Step 1: We need a two-dimensional grid of "nodes". The size of this grid determines roughly how zoomed in our noise is going to be.

In JavaScript we can use a nested array to describe this grid. This means it is initialised as empty then rows are appended, but this will come later.

The variable nodes defines the number of nodes we have in each dimension.

let grid = [];
const nodes = 4;

At this point you may be wondering: what is a node? It is simply a unit vector describing the slope of the noise at fixed intervals in the image.

Step 2: Assign a random gradient vector of unit length to each node of the grid.

A unit vector is simply a pair of numbers, (x, y), that has a length of one. (I.e. x² + y² = 1.)

There are a couple of diferent ways to randomly generate these, but possibly the simplest is to generate a random angle and then use the sine and cosine trigonometric functions built in to JavaScript.

Additional: We refer to these as "gradient" vectors because they are going to determine the slope of the terrain/noise at each point in the grid. A continuous function is then created through interpolation between these gradients.

Let's make a function to do this random vector generation. It will return the coordinate as an object with x and y attributes.

function random_unit_vector(){
    let theta = Math.random() * 2 * Math.PI;
    return {x: Math.cos(theta), y: Math.sin(theta)};
}

Now we need to populate the grid with these random vectors. A nested for-loop can be used.

for (let i = 0; i < nodes; i++) {
    let row = [];
    for (let j = 0; j < nodes; j++) {
        row.push(random_unit_vector());
    }
    grid.push(row);
}

Step 3: We need to accept the input to the noise function as an (x,y) coordinate.

Taking a step back - what functionality are we trying to provide here? The Perlin noise algorithm describes a function. This takes an input of a 2D coordinate, and returns a number. The number determines the intensity/"height" of the noise at that coordinate.

But how can a function that returns an intensity be used to create the smooth image shown at the start of this article?
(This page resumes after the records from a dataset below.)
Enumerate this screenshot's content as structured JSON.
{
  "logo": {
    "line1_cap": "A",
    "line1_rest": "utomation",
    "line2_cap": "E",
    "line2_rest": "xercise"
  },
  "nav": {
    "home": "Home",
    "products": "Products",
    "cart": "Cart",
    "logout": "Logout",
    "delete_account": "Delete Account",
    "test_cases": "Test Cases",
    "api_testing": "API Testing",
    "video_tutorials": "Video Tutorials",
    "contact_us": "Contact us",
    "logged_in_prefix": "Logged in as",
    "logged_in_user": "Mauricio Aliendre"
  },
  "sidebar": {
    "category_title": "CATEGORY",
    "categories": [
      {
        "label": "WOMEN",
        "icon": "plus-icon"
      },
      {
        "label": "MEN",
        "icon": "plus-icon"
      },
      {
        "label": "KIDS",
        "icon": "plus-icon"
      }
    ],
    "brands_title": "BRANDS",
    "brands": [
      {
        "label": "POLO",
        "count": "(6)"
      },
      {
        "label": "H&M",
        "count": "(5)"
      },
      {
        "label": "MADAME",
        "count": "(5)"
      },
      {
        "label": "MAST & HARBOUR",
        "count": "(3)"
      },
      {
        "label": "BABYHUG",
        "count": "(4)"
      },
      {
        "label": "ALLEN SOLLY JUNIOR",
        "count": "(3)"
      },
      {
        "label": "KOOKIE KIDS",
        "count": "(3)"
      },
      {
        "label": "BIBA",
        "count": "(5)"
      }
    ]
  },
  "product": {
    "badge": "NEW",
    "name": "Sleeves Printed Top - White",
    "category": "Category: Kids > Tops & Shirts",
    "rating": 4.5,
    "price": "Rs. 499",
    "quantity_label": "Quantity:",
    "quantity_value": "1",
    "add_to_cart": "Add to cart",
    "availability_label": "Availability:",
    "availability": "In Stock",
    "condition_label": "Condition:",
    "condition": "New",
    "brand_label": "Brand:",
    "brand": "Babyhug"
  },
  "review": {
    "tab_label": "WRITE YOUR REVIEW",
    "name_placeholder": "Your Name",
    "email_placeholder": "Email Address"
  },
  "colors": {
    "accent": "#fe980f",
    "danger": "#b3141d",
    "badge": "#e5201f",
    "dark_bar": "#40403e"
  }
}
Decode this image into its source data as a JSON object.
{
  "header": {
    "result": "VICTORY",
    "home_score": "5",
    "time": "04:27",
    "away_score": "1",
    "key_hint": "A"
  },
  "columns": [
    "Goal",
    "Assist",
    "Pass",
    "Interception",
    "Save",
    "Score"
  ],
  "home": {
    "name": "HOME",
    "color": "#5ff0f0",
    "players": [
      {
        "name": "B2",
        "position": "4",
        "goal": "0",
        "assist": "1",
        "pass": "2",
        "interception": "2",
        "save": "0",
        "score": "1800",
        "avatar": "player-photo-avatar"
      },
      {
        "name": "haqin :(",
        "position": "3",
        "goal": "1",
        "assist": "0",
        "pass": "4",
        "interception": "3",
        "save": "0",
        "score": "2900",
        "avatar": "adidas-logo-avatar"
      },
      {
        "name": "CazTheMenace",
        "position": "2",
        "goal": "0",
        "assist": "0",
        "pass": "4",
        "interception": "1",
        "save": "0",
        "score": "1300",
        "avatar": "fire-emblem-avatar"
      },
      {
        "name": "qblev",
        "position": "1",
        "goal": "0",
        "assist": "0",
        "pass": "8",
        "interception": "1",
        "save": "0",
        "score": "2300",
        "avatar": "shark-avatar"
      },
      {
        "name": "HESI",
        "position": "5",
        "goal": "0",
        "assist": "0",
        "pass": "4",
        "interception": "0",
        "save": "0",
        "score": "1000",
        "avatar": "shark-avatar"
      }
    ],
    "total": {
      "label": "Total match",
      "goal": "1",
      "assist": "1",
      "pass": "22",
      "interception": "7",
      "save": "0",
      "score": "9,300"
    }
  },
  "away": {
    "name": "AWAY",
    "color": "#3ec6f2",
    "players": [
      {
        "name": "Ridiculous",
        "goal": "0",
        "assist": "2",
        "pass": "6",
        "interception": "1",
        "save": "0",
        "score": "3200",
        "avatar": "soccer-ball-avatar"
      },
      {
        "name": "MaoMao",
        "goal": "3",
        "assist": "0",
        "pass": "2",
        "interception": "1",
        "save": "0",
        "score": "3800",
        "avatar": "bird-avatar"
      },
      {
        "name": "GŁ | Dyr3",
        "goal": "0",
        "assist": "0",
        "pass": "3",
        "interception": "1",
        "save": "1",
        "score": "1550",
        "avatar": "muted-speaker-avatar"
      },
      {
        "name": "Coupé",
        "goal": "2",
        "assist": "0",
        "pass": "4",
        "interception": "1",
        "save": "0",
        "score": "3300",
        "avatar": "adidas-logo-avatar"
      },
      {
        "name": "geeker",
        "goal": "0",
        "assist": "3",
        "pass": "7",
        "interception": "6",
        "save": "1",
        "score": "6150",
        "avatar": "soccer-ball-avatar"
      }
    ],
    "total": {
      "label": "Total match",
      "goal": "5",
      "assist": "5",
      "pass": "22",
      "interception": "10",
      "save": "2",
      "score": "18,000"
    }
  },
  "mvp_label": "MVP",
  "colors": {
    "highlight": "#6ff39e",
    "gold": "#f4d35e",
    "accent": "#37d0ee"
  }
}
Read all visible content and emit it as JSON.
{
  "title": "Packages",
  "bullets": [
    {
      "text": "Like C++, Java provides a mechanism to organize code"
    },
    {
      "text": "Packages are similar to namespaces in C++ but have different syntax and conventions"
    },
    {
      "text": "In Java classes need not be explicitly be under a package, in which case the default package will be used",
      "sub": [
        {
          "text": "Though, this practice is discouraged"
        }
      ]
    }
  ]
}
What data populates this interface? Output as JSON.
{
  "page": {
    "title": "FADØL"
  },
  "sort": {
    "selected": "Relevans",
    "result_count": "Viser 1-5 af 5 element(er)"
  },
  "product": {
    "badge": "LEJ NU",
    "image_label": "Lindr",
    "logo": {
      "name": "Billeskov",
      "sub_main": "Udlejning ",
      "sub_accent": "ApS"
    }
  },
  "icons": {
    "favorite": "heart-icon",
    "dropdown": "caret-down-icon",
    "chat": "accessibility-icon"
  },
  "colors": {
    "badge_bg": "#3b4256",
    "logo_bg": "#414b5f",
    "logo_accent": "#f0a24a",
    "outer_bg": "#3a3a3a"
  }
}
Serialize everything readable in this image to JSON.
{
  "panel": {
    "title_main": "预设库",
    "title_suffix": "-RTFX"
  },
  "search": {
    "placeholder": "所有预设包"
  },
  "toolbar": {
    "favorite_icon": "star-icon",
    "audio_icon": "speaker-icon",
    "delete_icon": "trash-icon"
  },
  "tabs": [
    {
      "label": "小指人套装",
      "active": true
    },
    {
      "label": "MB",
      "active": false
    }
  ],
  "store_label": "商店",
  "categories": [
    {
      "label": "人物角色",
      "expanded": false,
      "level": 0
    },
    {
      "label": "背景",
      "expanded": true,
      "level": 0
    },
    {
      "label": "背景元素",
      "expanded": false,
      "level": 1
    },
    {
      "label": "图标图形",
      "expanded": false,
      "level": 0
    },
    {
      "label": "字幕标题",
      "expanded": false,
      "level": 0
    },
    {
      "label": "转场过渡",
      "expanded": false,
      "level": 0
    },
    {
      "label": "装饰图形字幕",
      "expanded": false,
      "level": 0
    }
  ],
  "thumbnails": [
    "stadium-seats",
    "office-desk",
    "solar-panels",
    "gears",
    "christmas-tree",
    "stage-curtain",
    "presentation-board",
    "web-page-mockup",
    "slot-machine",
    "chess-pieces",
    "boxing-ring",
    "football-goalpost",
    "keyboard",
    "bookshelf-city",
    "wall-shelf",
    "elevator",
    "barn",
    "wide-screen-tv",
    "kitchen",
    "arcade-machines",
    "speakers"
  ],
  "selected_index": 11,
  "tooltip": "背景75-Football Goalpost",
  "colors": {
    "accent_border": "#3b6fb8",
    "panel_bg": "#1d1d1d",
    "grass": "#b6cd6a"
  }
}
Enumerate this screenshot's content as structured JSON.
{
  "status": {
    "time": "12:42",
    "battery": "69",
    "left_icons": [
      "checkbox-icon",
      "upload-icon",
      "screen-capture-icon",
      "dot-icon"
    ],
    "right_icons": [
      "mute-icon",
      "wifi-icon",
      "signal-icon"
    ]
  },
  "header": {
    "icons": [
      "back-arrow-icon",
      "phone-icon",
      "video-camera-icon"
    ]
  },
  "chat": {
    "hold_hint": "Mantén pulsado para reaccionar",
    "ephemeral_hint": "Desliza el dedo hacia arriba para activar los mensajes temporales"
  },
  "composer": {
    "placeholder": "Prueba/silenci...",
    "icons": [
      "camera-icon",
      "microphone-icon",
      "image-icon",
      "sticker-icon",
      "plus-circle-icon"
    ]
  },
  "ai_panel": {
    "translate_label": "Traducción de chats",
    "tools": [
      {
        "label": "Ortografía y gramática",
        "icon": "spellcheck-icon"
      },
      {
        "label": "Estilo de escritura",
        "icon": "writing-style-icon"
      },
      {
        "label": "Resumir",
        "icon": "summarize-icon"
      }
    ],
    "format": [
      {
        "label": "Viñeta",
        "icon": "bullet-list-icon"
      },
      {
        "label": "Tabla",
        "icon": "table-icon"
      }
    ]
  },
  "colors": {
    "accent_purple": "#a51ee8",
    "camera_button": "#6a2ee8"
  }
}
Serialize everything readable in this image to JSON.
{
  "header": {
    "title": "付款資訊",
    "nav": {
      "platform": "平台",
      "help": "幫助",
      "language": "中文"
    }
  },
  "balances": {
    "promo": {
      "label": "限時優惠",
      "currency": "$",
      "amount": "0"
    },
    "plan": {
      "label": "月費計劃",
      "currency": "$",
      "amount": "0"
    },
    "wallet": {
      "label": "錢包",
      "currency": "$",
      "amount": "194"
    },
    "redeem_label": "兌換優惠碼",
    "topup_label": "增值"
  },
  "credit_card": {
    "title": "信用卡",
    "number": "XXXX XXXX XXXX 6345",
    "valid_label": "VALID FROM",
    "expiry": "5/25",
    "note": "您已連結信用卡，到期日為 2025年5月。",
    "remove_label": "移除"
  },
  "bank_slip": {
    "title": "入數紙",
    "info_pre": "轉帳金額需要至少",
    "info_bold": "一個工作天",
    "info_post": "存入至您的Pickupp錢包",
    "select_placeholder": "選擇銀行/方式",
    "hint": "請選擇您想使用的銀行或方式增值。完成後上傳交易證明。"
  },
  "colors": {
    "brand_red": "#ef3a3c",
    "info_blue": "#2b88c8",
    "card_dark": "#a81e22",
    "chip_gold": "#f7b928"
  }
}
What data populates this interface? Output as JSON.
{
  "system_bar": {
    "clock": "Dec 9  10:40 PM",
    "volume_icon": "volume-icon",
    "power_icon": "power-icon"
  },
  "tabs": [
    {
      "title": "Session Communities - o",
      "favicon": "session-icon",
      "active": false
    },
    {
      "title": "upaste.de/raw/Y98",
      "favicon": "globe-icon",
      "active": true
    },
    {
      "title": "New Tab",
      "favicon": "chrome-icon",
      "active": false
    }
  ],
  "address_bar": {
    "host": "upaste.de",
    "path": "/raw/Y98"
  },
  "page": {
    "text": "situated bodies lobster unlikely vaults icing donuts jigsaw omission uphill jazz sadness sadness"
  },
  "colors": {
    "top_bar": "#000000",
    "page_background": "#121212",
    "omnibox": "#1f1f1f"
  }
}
The answer - the image is not continuous, but discrete or "pixelated". So the image is created by iterating over each pixel coordinate, running the Perlin function for that coordinate, and assigning the intensity to that pixel.

Alternatively, if we wanted to generate a 3D landscape using the noise function, we would have to make it discrete by sampling heights only at fixed positions (nodes in a pixelated grid) and piece together triangular pieces to give a 3D landscape.

Therefore we need a function. Lets call it perlin_get, and it will take a two-dimensional input (x and y), and return an intensity.

function perlin_get(x, y) {
    ...
    return intensity;
}

Step 4: Determine its cell in the grid, where the "cell" is the square of integer coordinates around our x and y. For example, if x = 1.4 and y = 3.6, then the cell is from x = 1 to 2 and y = 3 to 4.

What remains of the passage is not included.